The Niverville Nighthawks and Collège Français de Longueuil advanced to the semifinals after placing first in their respective groups. The Summerside Western Capitals, Canmore Eagles, Toronto Patriots and Truro Bearcats advanced to the quarterfinals.

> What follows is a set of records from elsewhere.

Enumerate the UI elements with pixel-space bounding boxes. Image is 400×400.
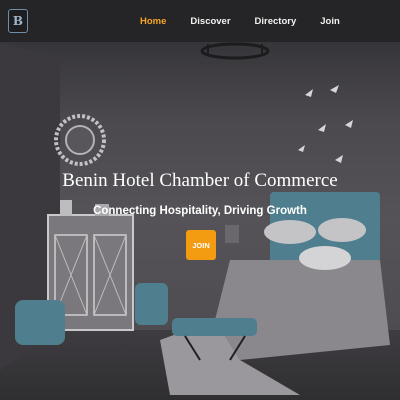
top-navigation-bar: B Home Discover Directory Join	[0, 0, 400, 42]
hero-background	[0, 0, 400, 400]
nav-join-link[interactable]: Join	[308, 16, 352, 27]
nav-discover-link[interactable]: Discover	[178, 16, 242, 27]
chandelier-decor	[200, 42, 270, 60]
logo-letter: B	[12, 14, 24, 28]
main-nav: Home Discover Directory Join	[128, 0, 352, 42]
join-button[interactable]: JOIN	[186, 230, 216, 260]
bedroom-illustration	[0, 42, 390, 395]
hero-title: Benin Hotel Chamber of Commerce	[62, 170, 338, 191]
hero-subtitle: Connecting Hospitality, Driving Growth	[93, 205, 307, 217]
ornate-mirror	[54, 114, 106, 166]
chamber-logo-icon[interactable]: B	[8, 9, 28, 33]
nav-directory-link[interactable]: Directory	[243, 16, 309, 27]
nav-home-link[interactable]: Home	[128, 16, 178, 27]
birds-decor	[298, 85, 353, 163]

|  | Group A | NN | SW | CE | RN | TN |
| 1 | Niverville |  | 5-4 | 6-4 | 7-6 | 7-2 |
| 2 | Summerside | 4-5 |  | 1-5 | 4-2 | 5-3 |
| 3 | Canmore Eagles | 4-6 | 5-1 |  | 3-2 | 3-2 |
| 4 | Rockland Nationals | 6-7 | 2-4 | 2-3 |  | 8-2 |
| 5 | Thunder Bay | 2-7 | 3-5 | 2-3 | 2-8 |  |

|  | Group B | CF | TP | TB | FB | GC |
| 1 | Longueuil |  | 7-4 | 1-2 | 1-0 | 3-1 |
| 2 | Toronto Patriots | 4-7 |  | 1-6 | 7-2 | 8-3 |
| 3 | Truro Bearcats | 2-1 | 6-1 |  | 1-3 | 6-4 |
| 4 | Flin Flon Bombers | 0-1 | 2-7 | 3-1 |  | 6-4 |
| 5 | Greater Sudbury Cubs | 1-3 | 3-8 | 4-6 | 4-6 |  |

=== Playoffs ===

The Niverville Nighthawks and Collège Français de Longueuil each had a bye in the quarterfinal round. The Summerside Western Capitals defeated the Truro Bearcats and the Toronto Patriots defeated the Canmore Eagles. In the semifinals, Summerside defeated Longueuil and Niverville defeated Toronto.